When I arrived in Copenhagen, my boyfriend picked me up. He had to park a bit away, and I'd have to stop every few meters because I hyperventilated so much. By that time, only moving a bit caused me to breathe heavily.
I slept most of the hour it took to drive home, where we promptly called a doctor to come over and take a look at me.
At that time, I couldn't stop hyperventilating, even while lying down on the couch not moving at all, and it really felt like I couldn't breathe properly.
So we called for an ambulance.
The doctor arrived a bit before the ambulance, took my blood sugar which was fine by that time, listened to my lungs which sounded fine, and said I was probably just hyperventilating because I was scared.
My boyfriends mother also several times said my breath smelled of nail polish remover.

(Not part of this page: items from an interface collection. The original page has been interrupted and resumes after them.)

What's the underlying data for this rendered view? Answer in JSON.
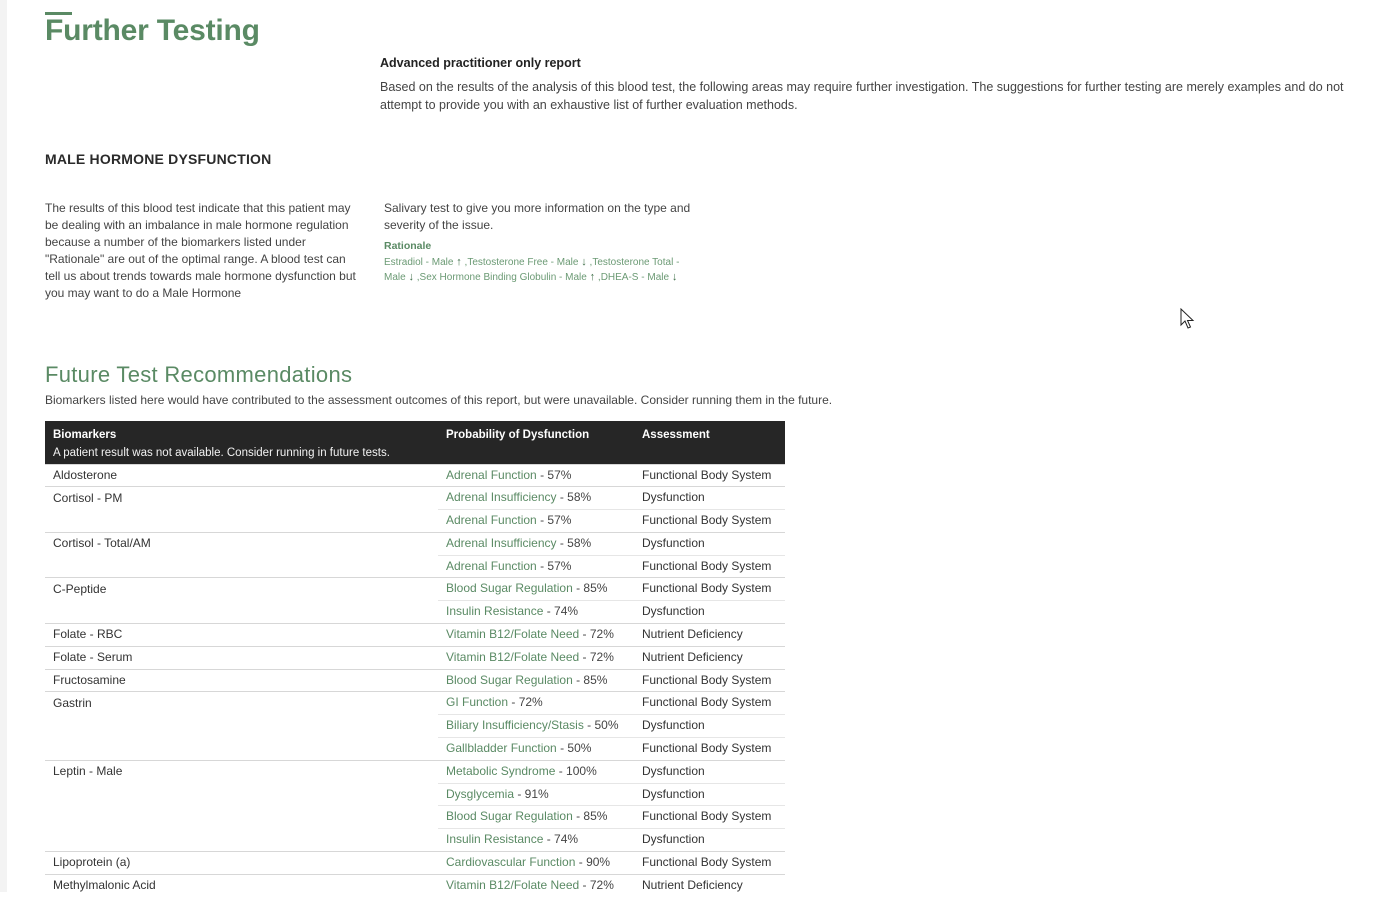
{
  "page": {
    "title": "Further Testing",
    "intro_heading": "Advanced practitioner only report",
    "intro_text": "Based on the results of the analysis of this blood test, the following areas may require further investigation. The suggestions for further testing are merely examples and do not attempt to provide you with an exhaustive list of further evaluation methods."
  },
  "section": {
    "heading": "MALE HORMONE DYSFUNCTION",
    "body": "The results of this blood test indicate that this patient may be dealing with an imbalance in male hormone regulation because a number of the biomarkers listed under \"Rationale\" are out of the optimal range. A blood test can tell us about trends towards male hormone dysfunction but you may want to do a Male Hormone",
    "right_text": "Salivary test to give you more information on the type and severity of the issue.",
    "rationale_label": "Rationale",
    "rationale": [
      {
        "name": "Estradiol - Male",
        "arrow": "↑"
      },
      {
        "name": "Testosterone Free - Male",
        "arrow": "↓"
      },
      {
        "name": "Testosterone Total - Male",
        "arrow": "↓"
      },
      {
        "name": "Sex Hormone Binding Globulin - Male",
        "arrow": "↑"
      },
      {
        "name": "DHEA-S - Male",
        "arrow": "↓"
      }
    ]
  },
  "future": {
    "title": "Future Test Recommendations",
    "subtitle": "Biomarkers listed here would have contributed to the assessment outcomes of this report, but were unavailable. Consider running them in the future.",
    "headers": {
      "biomarkers": "Biomarkers",
      "note": "A patient result was not available. Consider running in future tests.",
      "probability": "Probability of Dysfunction",
      "assessment": "Assessment"
    },
    "rows": [
      {
        "biomarker": "Aldosterone",
        "items": [
          {
            "name": "Adrenal Function",
            "pct": " - 57%",
            "assessment": "Functional Body System"
          }
        ]
      },
      {
        "biomarker": "Cortisol - PM",
        "items": [
          {
            "name": "Adrenal Insufficiency",
            "pct": " - 58%",
            "assessment": "Dysfunction"
          },
          {
            "name": "Adrenal Function",
            "pct": " - 57%",
            "assessment": "Functional Body System"
          }
        ]
      },
      {
        "biomarker": "Cortisol - Total/AM",
        "items": [
          {
            "name": "Adrenal Insufficiency",
            "pct": " - 58%",
            "assessment": "Dysfunction"
          },
          {
            "name": "Adrenal Function",
            "pct": " - 57%",
            "assessment": "Functional Body System"
          }
        ]
      },
      {
        "biomarker": "C-Peptide",
        "items": [
          {
            "name": "Blood Sugar Regulation",
            "pct": " - 85%",
            "assessment": "Functional Body System"
          },
          {
            "name": "Insulin Resistance",
            "pct": " - 74%",
            "assessment": "Dysfunction"
          }
        ]
      },
      {
        "biomarker": "Folate - RBC",
        "items": [
          {
            "name": "Vitamin B12/Folate Need",
            "pct": " - 72%",
            "assessment": "Nutrient Deficiency"
          }
        ]
      },
      {
        "biomarker": "Folate - Serum",
        "items": [
          {
            "name": "Vitamin B12/Folate Need",
            "pct": " - 72%",
            "assessment": "Nutrient Deficiency"
          }
        ]
      },
      {
        "biomarker": "Fructosamine",
        "items": [
          {
            "name": "Blood Sugar Regulation",
            "pct": " - 85%",
            "assessment": "Functional Body System"
          }
        ]
      },
      {
        "biomarker": "Gastrin",
        "items": [
          {
            "name": "GI Function",
            "pct": " - 72%",
            "assessment": "Functional Body System"
          },
          {
            "name": "Biliary Insufficiency/Stasis",
            "pct": " - 50%",
            "assessment": "Dysfunction"
          },
          {
            "name": "Gallbladder Function",
            "pct": " - 50%",
            "assessment": "Functional Body System"
          }
        ]
      },
      {
        "biomarker": "Leptin - Male",
        "items": [
          {
            "name": "Metabolic Syndrome",
            "pct": " - 100%",
            "assessment": "Dysfunction"
          },
          {
            "name": "Dysglycemia",
            "pct": " - 91%",
            "assessment": "Dysfunction"
          },
          {
            "name": "Blood Sugar Regulation",
            "pct": " - 85%",
            "assessment": "Functional Body System"
          },
          {
            "name": "Insulin Resistance",
            "pct": " - 74%",
            "assessment": "Dysfunction"
          }
        ]
      },
      {
        "biomarker": "Lipoprotein (a)",
        "items": [
          {
            "name": "Cardiovascular Function",
            "pct": " - 90%",
            "assessment": "Functional Body System"
          }
        ]
      },
      {
        "biomarker": "Methylmalonic Acid",
        "items": [
          {
            "name": "Vitamin B12/Folate Need",
            "pct": " - 72%",
            "assessment": "Nutrient Deficiency"
          }
        ]
      }
    ]
  },
  "colors": {
    "accent": "#5a8a64",
    "header_bg": "#262626"
  },
  "icons": {
    "cursor": "mouse-pointer-icon"
  }
}
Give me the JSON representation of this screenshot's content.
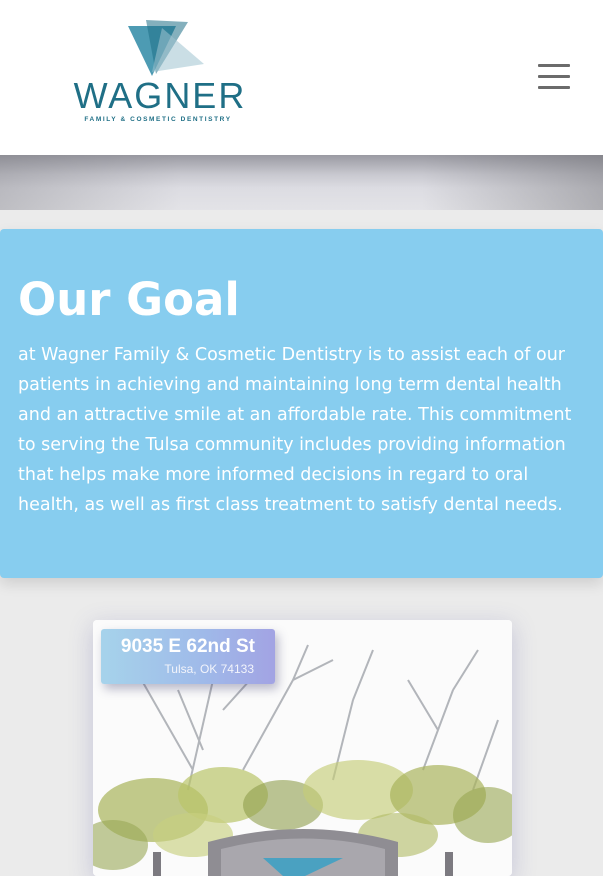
{
  "header": {
    "logo": {
      "name": "WAGNER",
      "tagline": "FAMILY & COSMETIC DENTISTRY"
    },
    "menu_icon": "hamburger-menu-icon"
  },
  "goal": {
    "title": "Our Goal",
    "text": "at Wagner Family & Cosmetic Dentistry is to assist each of our patients in achieving and maintaining long term dental health and an attractive smile at an affordable rate. This commitment to serving the Tulsa community includes providing information that helps make more informed decisions in regard to oral health, as well as first class treatment to satisfy dental needs."
  },
  "location": {
    "street": "9035 E 62nd St",
    "city": "Tulsa, OK 74133"
  },
  "colors": {
    "brand_teal": "#1f6f86",
    "goal_background": "#87cdef",
    "page_background": "#ebebeb"
  }
}
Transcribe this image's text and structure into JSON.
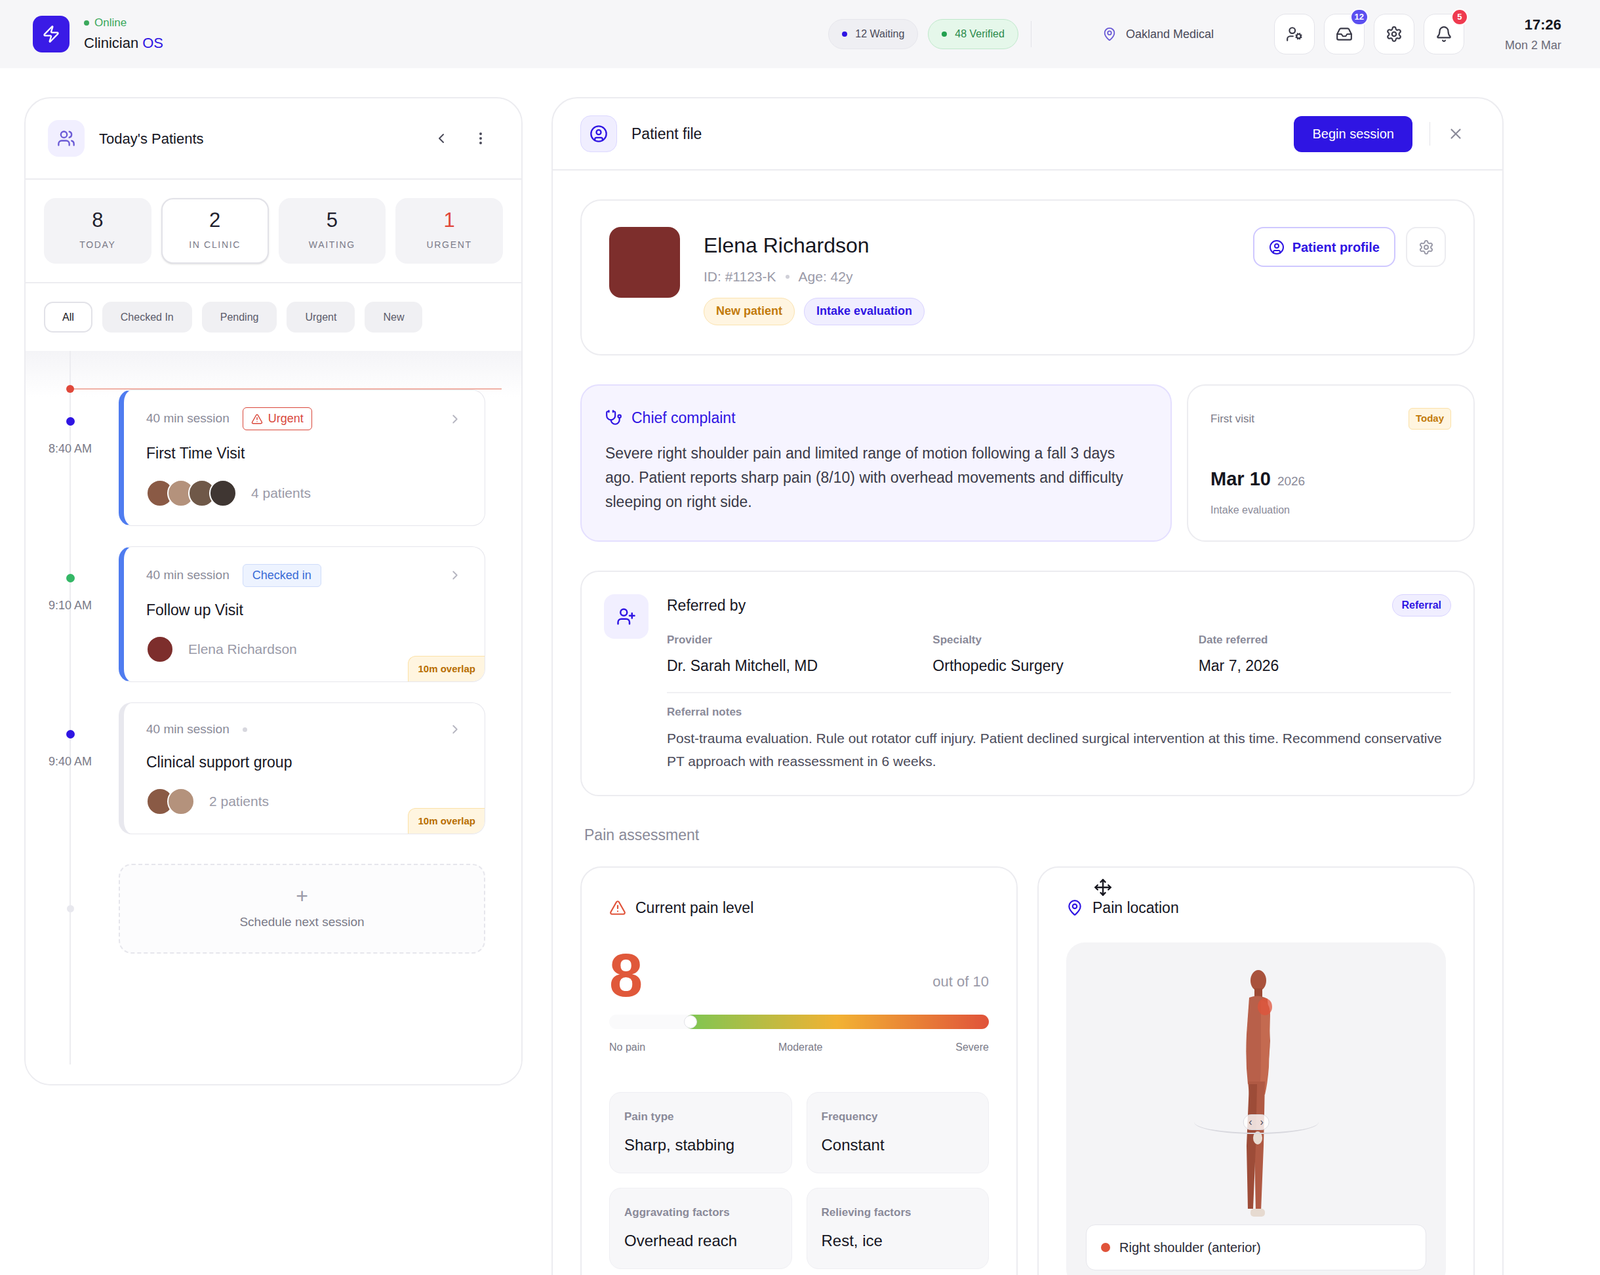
{
  "app": {
    "status": "Online",
    "name": "Clinician",
    "accent": "OS"
  },
  "queue_pills": [
    {
      "label": "12 Waiting",
      "kind": "neutral",
      "color": "#2f15e3"
    },
    {
      "label": "48 Verified",
      "kind": "success",
      "color": "#22a04f"
    }
  ],
  "location": "Oakland Medical",
  "toolbar": [
    {
      "kind": "profile",
      "badge": null,
      "color": null
    },
    {
      "kind": "inbox",
      "badge": "12",
      "color": "#5b4ff0"
    },
    {
      "kind": "settings",
      "badge": null,
      "color": null
    },
    {
      "kind": "notifications",
      "badge": "5",
      "color": "#ef3a4f"
    }
  ],
  "clock": {
    "time": "17:26",
    "date": "Mon 2 Mar"
  },
  "patients_panel": {
    "title": "Today's Patients",
    "stats": [
      {
        "value": "8",
        "label": "TODAY",
        "selected": false,
        "color": "#1f1f2e"
      },
      {
        "value": "2",
        "label": "IN CLINIC",
        "selected": true,
        "color": "#1f1f2e"
      },
      {
        "value": "5",
        "label": "WAITING",
        "selected": false,
        "color": "#1f1f2e"
      },
      {
        "value": "1",
        "label": "URGENT",
        "selected": false,
        "color": "#e0483a"
      }
    ],
    "filters": [
      {
        "label": "All",
        "selected": true
      },
      {
        "label": "Checked In",
        "selected": false
      },
      {
        "label": "Pending",
        "selected": false
      },
      {
        "label": "Urgent",
        "selected": false
      },
      {
        "label": "New",
        "selected": false
      }
    ],
    "sessions": [
      {
        "time": "8:40 AM",
        "dot_color": "#2f15e3",
        "accent": "#4f7cf0",
        "duration": "40 min session",
        "status": {
          "kind": "urgent",
          "label": "Urgent"
        },
        "title": "First Time Visit",
        "avatars": 4,
        "attendees": "4 patients",
        "overlap": null
      },
      {
        "time": "9:10 AM",
        "dot_color": "#34b766",
        "accent": "#4f7cf0",
        "duration": "40 min session",
        "status": {
          "kind": "checked",
          "label": "Checked in"
        },
        "title": "Follow up Visit",
        "avatars": 1,
        "attendees": "Elena Richardson",
        "overlap": "10m overlap"
      },
      {
        "time": "9:40 AM",
        "dot_color": "#2f15e3",
        "accent": "#e8e8ee",
        "duration": "40 min session",
        "status": {
          "kind": "none"
        },
        "title": "Clinical support group",
        "avatars": 2,
        "attendees": "2 patients",
        "overlap": "10m overlap"
      }
    ],
    "schedule": {
      "icon": "+",
      "label": "Schedule next session"
    }
  },
  "patient_file": {
    "title": "Patient file",
    "begin_button": "Begin session",
    "patient": {
      "name": "Elena Richardson",
      "id": "ID: #1123-K",
      "age": "Age: 42y",
      "tags": [
        {
          "label": "New patient",
          "kind": "amber"
        },
        {
          "label": "Intake evaluation",
          "kind": "indigo"
        }
      ],
      "profile_button": "Patient profile"
    },
    "chief_complaint": {
      "title": "Chief complaint",
      "text": "Severe right shoulder pain and limited range of motion following a fall 3 days ago. Patient reports sharp pain (8/10) with overhead movements and difficulty sleeping on right side."
    },
    "first_visit": {
      "label": "First visit",
      "badge": "Today",
      "date": "Mar 10",
      "year": "2026",
      "note": "Intake evaluation"
    },
    "referral": {
      "title": "Referred by",
      "badge": "Referral",
      "fields": [
        {
          "label": "Provider",
          "value": "Dr. Sarah Mitchell, MD"
        },
        {
          "label": "Specialty",
          "value": "Orthopedic Surgery"
        },
        {
          "label": "Date referred",
          "value": "Mar 7, 2026"
        }
      ],
      "notes_label": "Referral notes",
      "notes": "Post-trauma evaluation. Rule out rotator cuff injury. Patient declined surgical intervention at this time. Recommend conservative PT approach with reassessment in 6 weeks."
    },
    "pain_assessment": {
      "title": "Pain assessment",
      "level_card": {
        "title": "Current pain level",
        "value": "8",
        "scale": "out of 10",
        "level": 0.8,
        "ticks": [
          "No pain",
          "Moderate",
          "Severe"
        ],
        "details": [
          {
            "label": "Pain type",
            "value": "Sharp, stabbing"
          },
          {
            "label": "Frequency",
            "value": "Constant"
          },
          {
            "label": "Aggravating factors",
            "value": "Overhead reach"
          },
          {
            "label": "Relieving factors",
            "value": "Rest, ice"
          }
        ]
      },
      "location_card": {
        "title": "Pain location",
        "rotate": [
          "‹",
          "›"
        ],
        "marker": {
          "label": "Right shoulder (anterior)",
          "color": "#e0533a"
        }
      }
    }
  }
}
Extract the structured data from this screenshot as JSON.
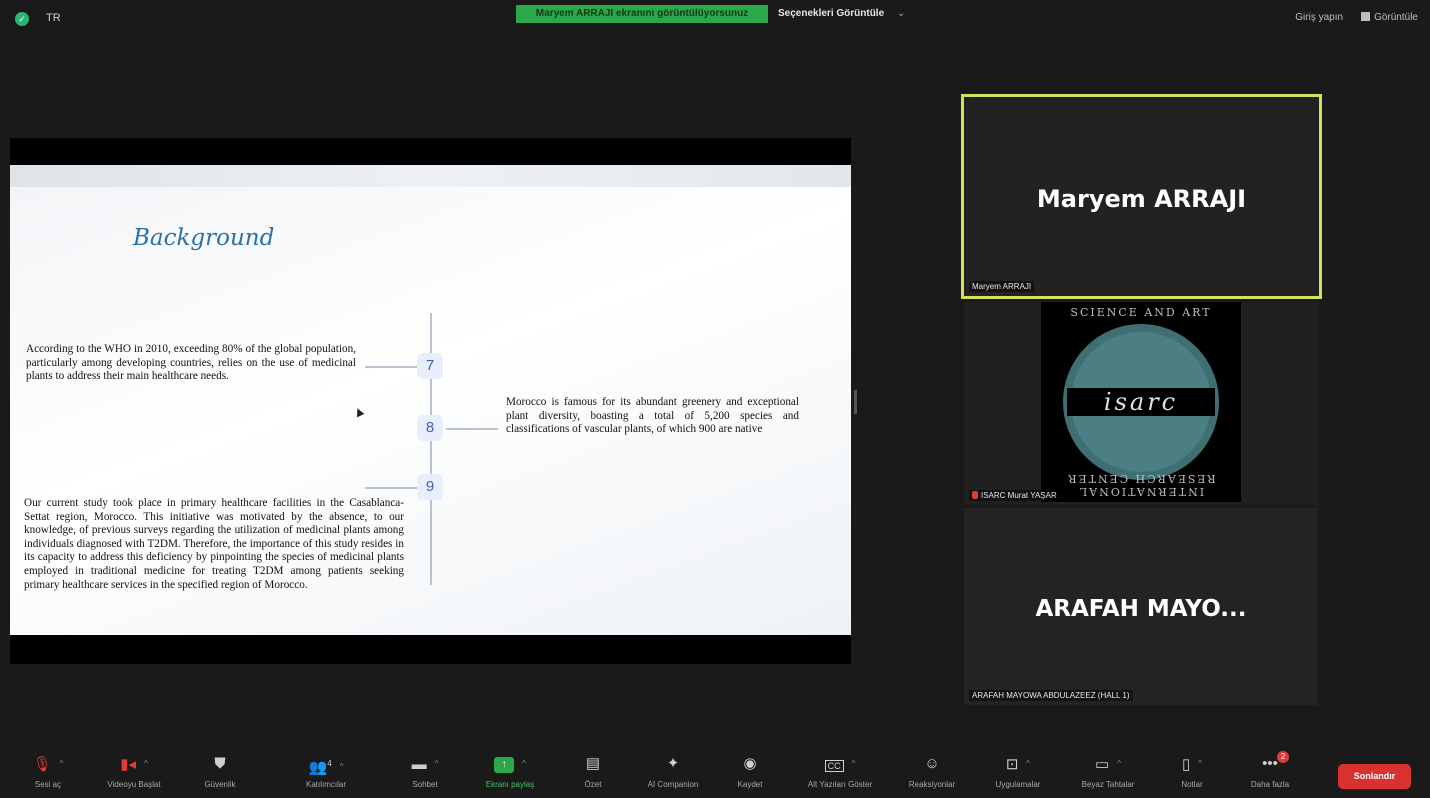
{
  "topbar": {
    "region": "TR",
    "share_banner": "Maryem ARRAJI ekranını görüntülüyorsunuz",
    "view_options": "Seçenekleri Görüntüle",
    "view_options_caret": "⌄",
    "login": "Giriş yapın",
    "view": "Görüntüle"
  },
  "slide": {
    "title": "Background",
    "point1": "According to the WHO in 2010, exceeding 80% of the global population, particularly among developing countries, relies on the use of medicinal plants to address their main healthcare needs.",
    "point2": "Morocco is famous for its abundant greenery and exceptional plant diversity, boasting a total of 5,200 species and classifications of vascular plants, of which 900 are native",
    "point3": "Our current study took place in primary healthcare facilities in the Casablanca- Settat region, Morocco. This initiative was motivated by the absence, to our knowledge, of previous surveys regarding the utilization of medicinal plants among individuals diagnosed with T2DM. Therefore, the importance of this study resides in its capacity to address this deficiency by pinpointing the species of medicinal plants employed in traditional medicine for treating T2DM among patients seeking primary healthcare services in the specified region of Morocco.",
    "nodes": [
      "7",
      "8",
      "9"
    ]
  },
  "participants": [
    {
      "display": "Maryem ARRAJI",
      "label": "Maryem ARRAJI"
    },
    {
      "label": "ISARC Murat YAŞAR",
      "logo_word": "isarc",
      "logo_top": "SCIENCE AND ART",
      "logo_bottom": "INTERNATIONAL RESEARCH CENTER"
    },
    {
      "display": "ARAFAH  MAYO...",
      "label": "ARAFAH MAYOWA ABDULAZEEZ (HALL 1)"
    }
  ],
  "toolbar": {
    "audio": "Sesi aç",
    "video": "Videoyu Başlat",
    "security": "Güvenlik",
    "participants": "Katılımcılar",
    "participants_count": "4",
    "chat": "Sohbet",
    "share": "Ekranı paylaş",
    "summary": "Özet",
    "ai": "AI Companion",
    "record": "Kaydet",
    "captions": "Alt Yazıları Göster",
    "reactions": "Reaksiyonlar",
    "apps": "Uygulamalar",
    "whiteboard": "Beyaz Tahtalar",
    "notes": "Notlar",
    "more": "Daha fazla",
    "more_badge": "2",
    "end": "Sonlandır"
  },
  "colors": {
    "accent_green": "#2aa84a",
    "speaker_border": "#d4e157",
    "end_red": "#d93030",
    "title_blue": "#2a71a8"
  }
}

The ambulance people decided to take me to the hospital though.
Well, I had a pulse of 140, and a very fast heart rate.
Despite all the signs, and my explaination of things, none of the doctors caught that I had ketoacidosis. It hurt to deeply inhale and exhale, and by then, my stomach muscles hurt from breathing in the way I did.
At first, they even thought I'd taken drugs. One doctor actually suggested to check for ketones, but another said that nah, my blood sugar was fine, so that couldn't possibly be it.
It was first when they took a blood test that they saw elevated ketone levels in my blood.
Well, apparently by then, the PH value in my blood was at 7.1, which is, as far as I've been able to find, the average time when someone falls into a coma.
I feel like I was very lucky that it ended as well as it did.
Is it really this difficult for doctors to think that a person with Diabetes type 1 can have ketoacidosis, especially when quite a few symptoms are represented? I'd like to know some peoples thoughts about this situation I was in.